No abordamos el tema desde la burla ni el rechazo, sino desde una convicción profunda: toda persona es portadora de dignidad porque ha sido creada a imagen de Dios.
La Biblia afirma en Génesis 1:26-27 que el ser humano fue creado “a imagen y semejanza de Dios”. Esa declaración no es cultural ni temporal; es teológica y permanente. Nuestra identidad no se construye únicamente desde la emoción o la percepción interna, sino desde el diseño y propósito del Creador.
En una generación marcada por la búsqueda intensa de identidad, recordamos que:
- Nuestra identidad no es accidental.
- Nuestro valor no depende de una auto-definición cambiante.
- Nuestra humanidad es un regalo, no una carga.

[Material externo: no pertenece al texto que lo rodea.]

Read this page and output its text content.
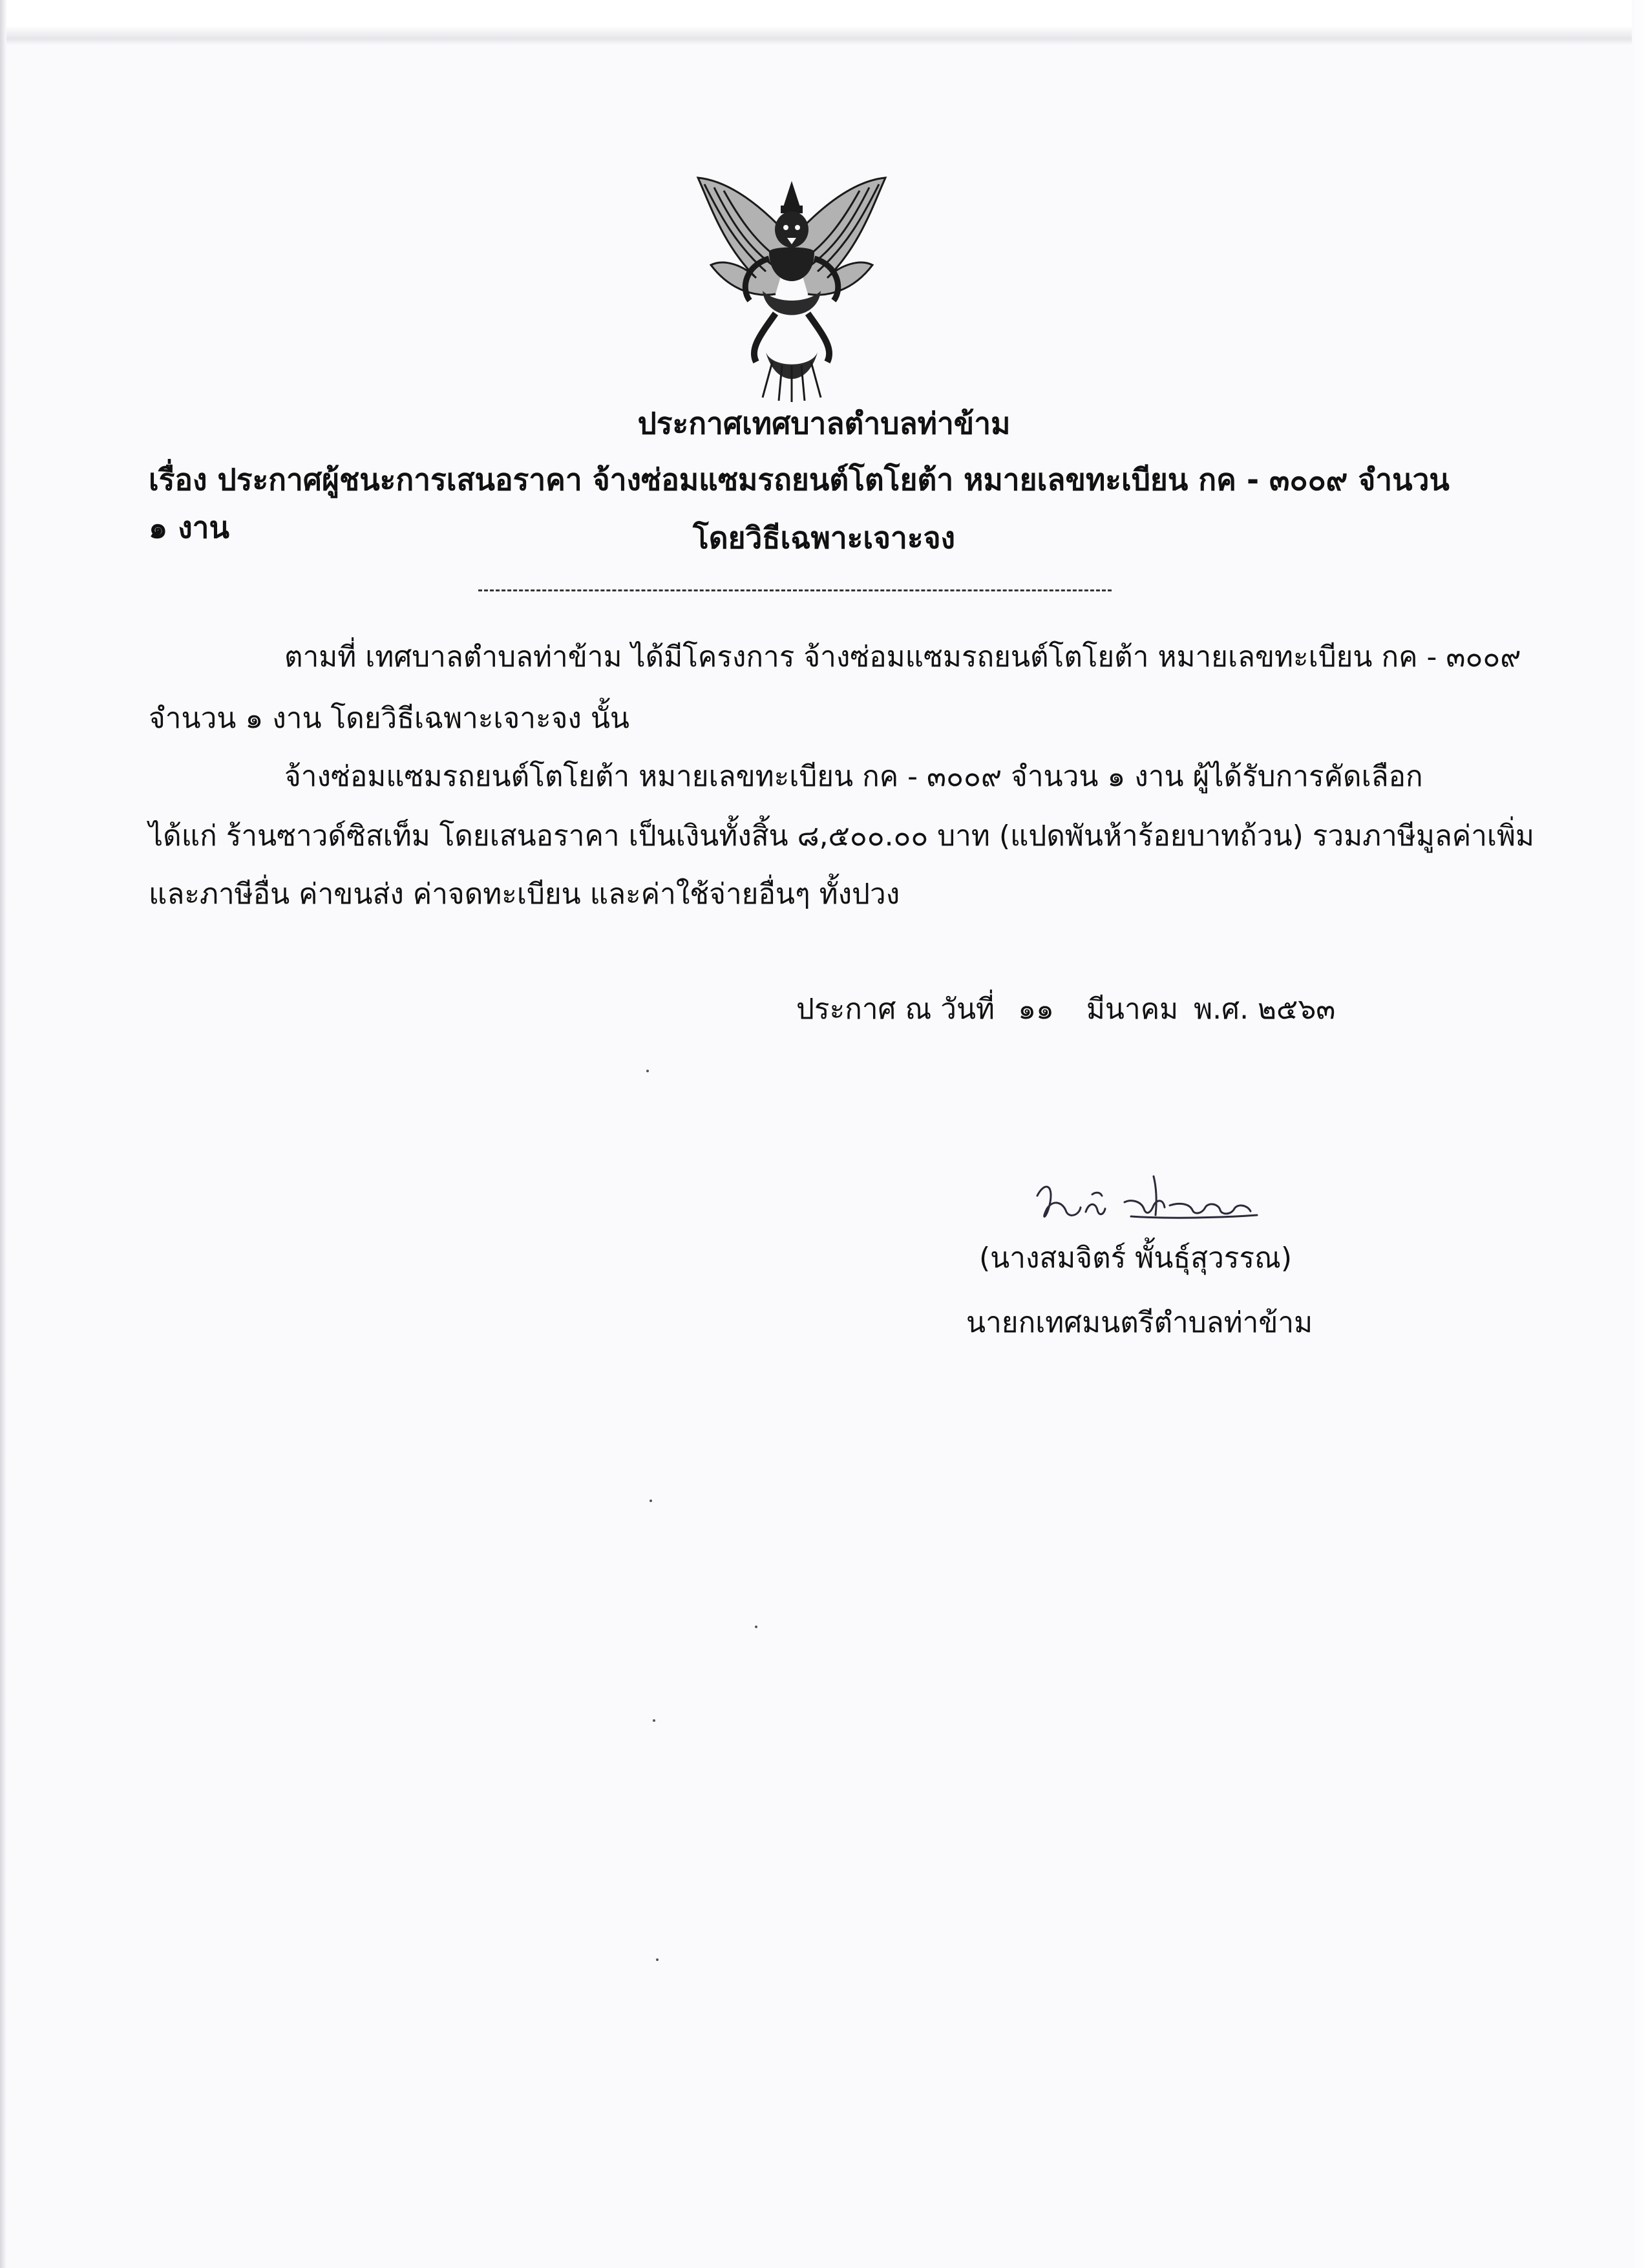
ประกาศเทศบาลตำบลท่าข้าม
เรื่อง ประกาศผู้ชนะการเสนอราคา จ้างซ่อมแซมรถยนต์โตโยต้า หมายเลขทะเบียน กค - ๓๐๐๙ จำนวน ๑ งาน	โดยวิธีเฉพาะเจาะจง
ตามที่ เทศบาลตำบลท่าข้าม ได้มีโครงการ จ้างซ่อมแซมรถยนต์โตโยต้า หมายเลขทะเบียน กค - ๓๐๐๙
จำนวน ๑ งาน โดยวิธีเฉพาะเจาะจง นั้น
จ้างซ่อมแซมรถยนต์โตโยต้า หมายเลขทะเบียน กค - ๓๐๐๙ จำนวน ๑ งาน ผู้ได้รับการคัดเลือก
ได้แก่ ร้านซาวด์ซิสเท็ม โดยเสนอราคา เป็นเงินทั้งสิ้น ๘,๕๐๐.๐๐ บาท (แปดพันห้าร้อยบาทถ้วน) รวมภาษีมูลค่าเพิ่ม
และภาษีอื่น ค่าขนส่ง ค่าจดทะเบียน และค่าใช้จ่ายอื่นๆ ทั้งปวง
ประกาศ ณ วันที่ ๑๑ มีนาคม พ.ศ. ๒๕๖๓
(นางสมจิตร์ พั้นธุ์สุวรรณ)
นายกเทศมนตรีตำบลท่าข้าม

No somos animales evolucionados sin propósito; somos criaturas llamadas a reflejar la gloria de Dios.
Como iglesia, estamos llamados a combinar verdad y gracia, escuchar antes de juzgar, comprender el contexto cultural, proclamar con claridad el diseño bíblico, y acompañar con compasión pastoral.
Seguimos formando una comunidad que piensa bíblicamente y ama profundamente.